The Canonical Formats

For now we will keep the canonical formats very simple. Most are obvious from viewing the files in the Asheville canonical directory. The budget and actual spending data files require a bit of comment. They consist of a header row (which is ignored) followed by an arbitrary number of data rows. Each data row consists of:

  • Account Code
  • Amount
  • One or more category code columns, in the order established by the dataset definition

Possible Future Format

The canonical CSV format for a set of data items consists of a (required) header row, optional parameter rows (any row after the header can contain a new set of parameters, but especially the second row to set parameters for the rest of the file if other than the default), and an arbitrary number of data rows.

No parameter row is required. If not set, then the default format above is assumed. If a parameter row exists, then the following more general format is allowed:

  • Account Code
  • nPeriods Data item columns (column labels specify period)
  • nCategories Category Code columns (column labels specify category type)
  • Arbitrary number of additional-properties columns that will be stored as name:value pairs, with the name given by the column header.

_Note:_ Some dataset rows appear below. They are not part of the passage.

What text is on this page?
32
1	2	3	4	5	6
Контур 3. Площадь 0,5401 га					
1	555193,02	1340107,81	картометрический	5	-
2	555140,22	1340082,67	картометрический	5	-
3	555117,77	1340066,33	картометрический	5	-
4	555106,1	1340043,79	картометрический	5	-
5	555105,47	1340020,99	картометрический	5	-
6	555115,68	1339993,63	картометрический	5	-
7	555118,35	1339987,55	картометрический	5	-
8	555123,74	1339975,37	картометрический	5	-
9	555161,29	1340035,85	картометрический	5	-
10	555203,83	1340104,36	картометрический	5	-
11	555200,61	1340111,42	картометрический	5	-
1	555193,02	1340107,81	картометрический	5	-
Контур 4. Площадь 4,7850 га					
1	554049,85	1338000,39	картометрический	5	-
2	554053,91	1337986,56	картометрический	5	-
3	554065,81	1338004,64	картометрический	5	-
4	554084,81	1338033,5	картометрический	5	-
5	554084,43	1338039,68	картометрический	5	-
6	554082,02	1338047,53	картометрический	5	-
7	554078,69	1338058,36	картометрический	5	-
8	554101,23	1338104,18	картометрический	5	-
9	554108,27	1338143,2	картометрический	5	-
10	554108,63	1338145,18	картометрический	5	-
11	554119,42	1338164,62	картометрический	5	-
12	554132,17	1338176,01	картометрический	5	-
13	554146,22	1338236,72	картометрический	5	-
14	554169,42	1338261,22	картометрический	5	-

Parameter rows have 2 columns. The first contains the string "#GBE#", the second contains a JSON string with name:value pairs setting various parameters used in processing the file. For now the main parameters are nCategories and nPeriods. Later we'll probably have things like whether accounts or categories should be created when unknown or ignored, or should cause an error.

A parameter row may be occur on any row and will change settings for all subsequent rows.